A Message To The Aspirers
Despite the challenges the twin sisters faced and are facing, they continue to hold their heads high and work hard towards their goals.
Rasina said that any woman aspiring for higher education, or a career in STEM, said that while the stereotype, bullying and discrimination are devastating it also makes you stronger.
“In the long term, you will become stronger within. You tell yourself to deal with these things and to not forget their purpose, which is to be successful in the field, so that the next generation can count on you,” she said.
She also said that there are other fields where Muslim women do not face such discrimination but added that just because it is difficult, they should not avoid it.
“I would encourage more women to be courageous and join the sectors where women are lesser in number,” Rasina added.

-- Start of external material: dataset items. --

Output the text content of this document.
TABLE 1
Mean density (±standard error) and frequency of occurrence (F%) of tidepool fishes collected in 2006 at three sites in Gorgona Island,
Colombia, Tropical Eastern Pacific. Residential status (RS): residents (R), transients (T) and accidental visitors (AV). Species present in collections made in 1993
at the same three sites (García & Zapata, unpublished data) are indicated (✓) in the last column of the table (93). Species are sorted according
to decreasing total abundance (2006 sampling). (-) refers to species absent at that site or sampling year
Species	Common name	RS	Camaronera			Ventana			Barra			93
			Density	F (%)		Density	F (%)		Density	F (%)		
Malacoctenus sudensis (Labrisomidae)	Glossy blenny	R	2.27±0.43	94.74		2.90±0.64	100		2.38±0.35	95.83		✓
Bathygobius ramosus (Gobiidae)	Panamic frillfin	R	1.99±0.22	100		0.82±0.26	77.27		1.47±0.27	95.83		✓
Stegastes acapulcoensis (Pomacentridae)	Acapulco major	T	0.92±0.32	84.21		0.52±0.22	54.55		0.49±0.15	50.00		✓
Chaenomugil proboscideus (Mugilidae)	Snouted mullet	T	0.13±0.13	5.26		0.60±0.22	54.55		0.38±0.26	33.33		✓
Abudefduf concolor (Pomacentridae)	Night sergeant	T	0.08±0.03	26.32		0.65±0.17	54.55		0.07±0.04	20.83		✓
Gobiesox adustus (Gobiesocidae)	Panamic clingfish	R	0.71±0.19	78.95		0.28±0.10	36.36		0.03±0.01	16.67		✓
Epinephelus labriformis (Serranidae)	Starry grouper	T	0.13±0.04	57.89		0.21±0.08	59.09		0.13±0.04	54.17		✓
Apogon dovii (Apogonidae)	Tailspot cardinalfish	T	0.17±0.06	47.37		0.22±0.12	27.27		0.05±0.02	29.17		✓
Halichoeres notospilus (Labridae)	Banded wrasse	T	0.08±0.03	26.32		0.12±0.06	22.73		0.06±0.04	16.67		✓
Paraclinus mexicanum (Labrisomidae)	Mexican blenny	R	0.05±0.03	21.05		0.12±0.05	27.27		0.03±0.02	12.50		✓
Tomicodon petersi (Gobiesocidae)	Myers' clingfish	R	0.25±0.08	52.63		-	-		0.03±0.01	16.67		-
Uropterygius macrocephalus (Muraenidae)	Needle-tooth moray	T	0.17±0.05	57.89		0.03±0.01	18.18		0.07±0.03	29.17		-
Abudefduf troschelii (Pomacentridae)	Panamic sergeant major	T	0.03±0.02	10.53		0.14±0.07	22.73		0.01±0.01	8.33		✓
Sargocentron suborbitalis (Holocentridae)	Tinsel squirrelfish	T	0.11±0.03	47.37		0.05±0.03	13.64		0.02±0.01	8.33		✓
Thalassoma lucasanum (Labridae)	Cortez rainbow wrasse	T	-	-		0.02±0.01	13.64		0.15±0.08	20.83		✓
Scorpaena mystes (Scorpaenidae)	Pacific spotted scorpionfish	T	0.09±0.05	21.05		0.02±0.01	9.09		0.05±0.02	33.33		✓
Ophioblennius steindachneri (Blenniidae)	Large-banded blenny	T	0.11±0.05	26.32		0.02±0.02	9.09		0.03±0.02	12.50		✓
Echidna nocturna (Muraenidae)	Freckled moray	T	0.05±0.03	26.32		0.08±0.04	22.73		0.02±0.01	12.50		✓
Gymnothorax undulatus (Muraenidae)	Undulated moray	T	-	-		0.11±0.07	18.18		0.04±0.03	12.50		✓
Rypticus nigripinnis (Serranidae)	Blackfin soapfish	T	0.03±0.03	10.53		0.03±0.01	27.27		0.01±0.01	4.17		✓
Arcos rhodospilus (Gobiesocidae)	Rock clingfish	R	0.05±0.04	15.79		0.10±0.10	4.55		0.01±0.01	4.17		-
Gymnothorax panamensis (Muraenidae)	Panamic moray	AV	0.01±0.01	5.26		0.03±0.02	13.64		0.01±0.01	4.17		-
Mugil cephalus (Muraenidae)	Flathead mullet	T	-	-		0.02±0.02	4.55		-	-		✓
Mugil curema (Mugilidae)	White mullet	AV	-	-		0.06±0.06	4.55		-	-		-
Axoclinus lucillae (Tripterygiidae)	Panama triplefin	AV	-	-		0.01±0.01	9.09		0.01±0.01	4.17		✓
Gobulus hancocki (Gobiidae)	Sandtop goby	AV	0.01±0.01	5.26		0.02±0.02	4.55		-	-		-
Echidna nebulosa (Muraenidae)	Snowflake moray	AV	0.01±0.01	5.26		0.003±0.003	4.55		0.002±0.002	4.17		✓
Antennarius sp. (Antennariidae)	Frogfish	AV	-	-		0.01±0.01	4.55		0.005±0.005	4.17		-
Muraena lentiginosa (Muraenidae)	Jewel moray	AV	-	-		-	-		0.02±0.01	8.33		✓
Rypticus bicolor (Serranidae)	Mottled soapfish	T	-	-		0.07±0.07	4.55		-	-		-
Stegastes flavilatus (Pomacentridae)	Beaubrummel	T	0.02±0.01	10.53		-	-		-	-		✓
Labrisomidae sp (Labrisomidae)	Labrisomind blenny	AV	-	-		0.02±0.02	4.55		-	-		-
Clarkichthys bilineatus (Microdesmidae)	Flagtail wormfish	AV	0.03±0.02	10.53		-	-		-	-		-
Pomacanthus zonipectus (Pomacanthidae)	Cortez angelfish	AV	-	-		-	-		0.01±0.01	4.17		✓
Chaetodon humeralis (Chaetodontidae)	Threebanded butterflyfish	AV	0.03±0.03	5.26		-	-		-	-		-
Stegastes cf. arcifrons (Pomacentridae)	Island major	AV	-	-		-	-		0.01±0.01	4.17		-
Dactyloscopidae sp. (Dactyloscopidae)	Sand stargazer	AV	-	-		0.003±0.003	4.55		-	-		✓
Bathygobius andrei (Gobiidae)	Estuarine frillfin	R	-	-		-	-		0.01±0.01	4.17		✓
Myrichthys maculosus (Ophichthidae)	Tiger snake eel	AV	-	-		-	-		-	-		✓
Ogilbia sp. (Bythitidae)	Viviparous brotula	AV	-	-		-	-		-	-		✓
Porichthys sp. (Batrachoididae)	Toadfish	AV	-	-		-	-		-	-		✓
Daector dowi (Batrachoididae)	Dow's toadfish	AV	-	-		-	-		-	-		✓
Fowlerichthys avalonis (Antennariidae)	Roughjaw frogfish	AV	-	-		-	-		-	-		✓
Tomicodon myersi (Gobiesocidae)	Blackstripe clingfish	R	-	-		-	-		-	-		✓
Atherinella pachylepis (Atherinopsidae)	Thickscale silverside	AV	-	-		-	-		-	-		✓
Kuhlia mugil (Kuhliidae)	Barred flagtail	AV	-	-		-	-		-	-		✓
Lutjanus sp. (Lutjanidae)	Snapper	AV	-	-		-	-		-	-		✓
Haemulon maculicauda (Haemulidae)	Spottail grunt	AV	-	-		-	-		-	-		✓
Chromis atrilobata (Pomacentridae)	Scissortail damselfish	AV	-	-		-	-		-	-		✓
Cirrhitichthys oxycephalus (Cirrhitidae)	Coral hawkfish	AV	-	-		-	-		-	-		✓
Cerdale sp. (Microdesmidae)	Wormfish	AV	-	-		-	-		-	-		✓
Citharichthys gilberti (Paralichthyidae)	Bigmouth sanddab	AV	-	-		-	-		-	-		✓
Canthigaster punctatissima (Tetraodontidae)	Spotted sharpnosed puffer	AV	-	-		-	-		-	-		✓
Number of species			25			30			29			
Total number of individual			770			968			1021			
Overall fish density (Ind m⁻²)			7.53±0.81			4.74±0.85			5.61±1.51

Muslim Students’ Enrollment in Higher Education
A recent study highlighting a notable decrease in the enrollment of Muslim students in higher education has sparked questions about the state of India’s education system. Based on data from the Unified District Information System for Education Plus (UDISE+) and the All India Survey of Higher Education (AISHE), there has been a substantial decline in the growth rate of Muslim enrollment, dropping from 5.45% to 4.64%, during the corresponding period.
While there has been an increase in enrollment for other social groups like OBCs, STs, and SCs, the share of Muslim students in higher education has dwindled by 1.79 Lakh. The report provides reasons attributable to a combination of socio-economic factors, educational and regional disparities, and high dropout rates in early education sectors that might have led to the decline.
But, from the above story of the two sisters from Kasargod, could there be yet another possible factor contributing to it?
Speaking to The Observer Post, Ramseena said, “In my opinion, stereotyping is the main factor for the Muslim students to be less confident, no matter how much they excel in any field, wherever they are.”
However, many are questioning whether this lack of confidence, due to the underlying traumatizing stereotyping and discrimination is another cause factor in the deteriorating numbers of enrollment.